Likely related people:

• @VintageAyu: The current-main plugin-skill publishing helper, workspace integration, tests, and docs blame to commit f9da484, whose commit message credits @VintageAyu. (role: introduced current-main behavior; confidence: high; commits: f9da4843652e; files: src/agents/skills/plugin-skills.ts, src/agents/skills/workspace.ts, src/agents/skills/plugin-skills.test.ts)
• @steipete: The v2026.5.4 release commit contains the same plugin-skills helper in the shipped tag, and local shortlog shows Peter Steinberger as the dominant maintainer across the central skill/plugin docs and code paths sampled. (role: release and adjacent maintainer; confidence: medium; commits: 325df3efefe9; files: src/agents/skills/plugin-skills.ts, src/agents/skills/workspace.ts, docs/tools/skills.md)

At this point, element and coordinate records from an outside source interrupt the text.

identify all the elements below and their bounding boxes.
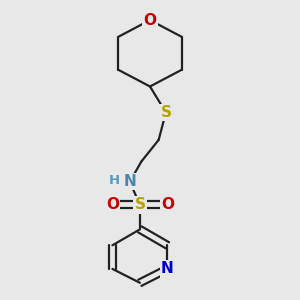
Text: N: N — [123, 174, 136, 189]
Text: O: O — [106, 197, 119, 212]
Text: H: H — [108, 174, 119, 187]
Text: S: S — [134, 197, 146, 212]
Text: O: O — [143, 13, 157, 28]
Text: H: H — [107, 175, 119, 189]
Text: S: S — [160, 105, 171, 120]
Text: O: O — [161, 197, 174, 212]
Text: N: N — [161, 261, 174, 276]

Remaining risk / open question:

• No live Windows standard-user run was performed in this read-only review; the failure is source-backed and supported by the reporter's logs, but after-fix proof should use Windows without Developer Mode when feasible.
• The repair should verify junction cleanup/idempotence semantics on Windows, because stale cleanup currently filters generated entries through Dirent.isSymbolicLink().
• Current source also attempts to load resolved plugin skill directories directly in some status paths, so the exact skills list visibility failure needs live Windows confirmation even though the symlink publication failure itself is clear.

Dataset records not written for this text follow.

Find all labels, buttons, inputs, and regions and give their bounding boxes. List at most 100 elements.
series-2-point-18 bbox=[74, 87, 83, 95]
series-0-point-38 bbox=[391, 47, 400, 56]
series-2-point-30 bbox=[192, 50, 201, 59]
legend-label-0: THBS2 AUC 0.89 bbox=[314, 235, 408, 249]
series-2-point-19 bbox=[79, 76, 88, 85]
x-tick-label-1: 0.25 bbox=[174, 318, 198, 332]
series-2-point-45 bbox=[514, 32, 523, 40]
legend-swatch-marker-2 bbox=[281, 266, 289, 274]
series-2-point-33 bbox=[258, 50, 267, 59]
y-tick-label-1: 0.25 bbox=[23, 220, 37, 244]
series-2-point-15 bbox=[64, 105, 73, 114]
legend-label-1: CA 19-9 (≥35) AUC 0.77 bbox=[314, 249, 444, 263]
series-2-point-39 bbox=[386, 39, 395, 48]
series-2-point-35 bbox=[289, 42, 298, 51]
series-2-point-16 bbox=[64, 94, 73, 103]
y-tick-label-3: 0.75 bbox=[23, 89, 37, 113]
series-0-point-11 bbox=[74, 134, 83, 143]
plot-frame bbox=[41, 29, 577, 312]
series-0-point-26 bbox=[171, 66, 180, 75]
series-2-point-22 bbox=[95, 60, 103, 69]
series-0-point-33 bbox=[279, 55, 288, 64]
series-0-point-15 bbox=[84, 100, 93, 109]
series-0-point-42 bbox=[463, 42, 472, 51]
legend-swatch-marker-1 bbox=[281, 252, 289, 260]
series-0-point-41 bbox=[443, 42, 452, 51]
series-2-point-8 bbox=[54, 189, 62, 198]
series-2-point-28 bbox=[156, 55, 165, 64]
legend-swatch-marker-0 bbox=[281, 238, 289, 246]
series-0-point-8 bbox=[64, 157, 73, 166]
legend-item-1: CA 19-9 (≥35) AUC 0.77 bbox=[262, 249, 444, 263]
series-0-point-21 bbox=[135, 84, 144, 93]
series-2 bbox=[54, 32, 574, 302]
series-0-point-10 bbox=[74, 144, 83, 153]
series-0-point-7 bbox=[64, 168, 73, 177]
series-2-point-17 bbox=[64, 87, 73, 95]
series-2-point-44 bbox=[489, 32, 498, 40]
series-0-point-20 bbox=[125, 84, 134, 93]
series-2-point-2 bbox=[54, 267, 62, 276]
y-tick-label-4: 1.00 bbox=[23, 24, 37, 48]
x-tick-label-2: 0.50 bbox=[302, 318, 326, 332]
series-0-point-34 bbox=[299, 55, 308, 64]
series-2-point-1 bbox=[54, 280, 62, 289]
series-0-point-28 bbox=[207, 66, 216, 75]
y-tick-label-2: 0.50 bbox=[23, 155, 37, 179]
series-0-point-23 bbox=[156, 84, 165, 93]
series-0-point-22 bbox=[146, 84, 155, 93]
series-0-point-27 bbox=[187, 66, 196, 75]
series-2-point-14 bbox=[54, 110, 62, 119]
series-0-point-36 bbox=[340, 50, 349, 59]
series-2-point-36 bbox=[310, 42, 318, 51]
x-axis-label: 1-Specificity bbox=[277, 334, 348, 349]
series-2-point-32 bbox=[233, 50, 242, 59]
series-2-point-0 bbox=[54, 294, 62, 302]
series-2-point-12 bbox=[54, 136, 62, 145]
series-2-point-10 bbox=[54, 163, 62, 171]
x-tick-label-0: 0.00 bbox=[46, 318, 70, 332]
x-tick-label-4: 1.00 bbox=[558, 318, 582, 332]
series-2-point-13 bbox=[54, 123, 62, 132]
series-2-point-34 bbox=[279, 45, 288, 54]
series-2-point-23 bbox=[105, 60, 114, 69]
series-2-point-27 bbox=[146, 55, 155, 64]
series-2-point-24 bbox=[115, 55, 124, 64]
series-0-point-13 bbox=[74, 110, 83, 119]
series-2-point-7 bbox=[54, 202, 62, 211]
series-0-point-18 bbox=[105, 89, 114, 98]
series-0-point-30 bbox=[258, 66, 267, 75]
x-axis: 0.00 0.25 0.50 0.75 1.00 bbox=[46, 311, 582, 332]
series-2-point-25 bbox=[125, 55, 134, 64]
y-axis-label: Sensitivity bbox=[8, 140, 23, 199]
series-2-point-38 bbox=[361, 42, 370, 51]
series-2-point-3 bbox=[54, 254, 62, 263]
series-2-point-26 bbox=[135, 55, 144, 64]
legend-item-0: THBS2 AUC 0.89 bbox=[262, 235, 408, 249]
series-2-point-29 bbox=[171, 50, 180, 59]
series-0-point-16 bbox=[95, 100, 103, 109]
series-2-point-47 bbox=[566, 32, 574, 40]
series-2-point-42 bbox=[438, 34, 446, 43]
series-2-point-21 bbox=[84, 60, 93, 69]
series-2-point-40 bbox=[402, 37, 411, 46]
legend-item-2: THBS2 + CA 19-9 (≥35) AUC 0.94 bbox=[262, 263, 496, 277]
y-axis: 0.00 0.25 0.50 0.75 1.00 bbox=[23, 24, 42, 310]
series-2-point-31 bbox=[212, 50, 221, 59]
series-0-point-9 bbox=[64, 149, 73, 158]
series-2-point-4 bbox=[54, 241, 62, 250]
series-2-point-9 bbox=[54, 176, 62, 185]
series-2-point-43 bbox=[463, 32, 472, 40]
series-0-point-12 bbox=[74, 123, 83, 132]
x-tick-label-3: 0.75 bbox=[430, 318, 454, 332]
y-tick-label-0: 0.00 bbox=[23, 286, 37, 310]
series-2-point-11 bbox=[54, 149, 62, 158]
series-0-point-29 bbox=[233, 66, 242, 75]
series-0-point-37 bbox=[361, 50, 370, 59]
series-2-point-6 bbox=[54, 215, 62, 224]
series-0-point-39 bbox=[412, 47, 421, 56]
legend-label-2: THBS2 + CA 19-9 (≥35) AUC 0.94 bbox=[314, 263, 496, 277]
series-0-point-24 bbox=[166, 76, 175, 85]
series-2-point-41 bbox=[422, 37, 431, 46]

Codex review notes: model gpt-5.5, reasoning high; reviewed against fd86ab2e5003.

[m13v]

hit the same thing shipping a desktop automation tool on Windows. fs.symlink with the default 'dir' type silently maps to NT symlinks which need SeCreateSymbolicLinkPrivilege, and stock user accounts without Developer Mode just get EPERM. passing 'junction' as the third arg fixes it for directory targets without spawning mklink, since Node hands it straight to DeviceIoControl with FSCTL_SET_REPARSE_POINT. one gotcha though: junctions only work on local NTFS volumes, so if anyone installs npm globals on a network share or ReFS you still need the copy fallback. worth feature-detecting once at install rather than try/catching per skill.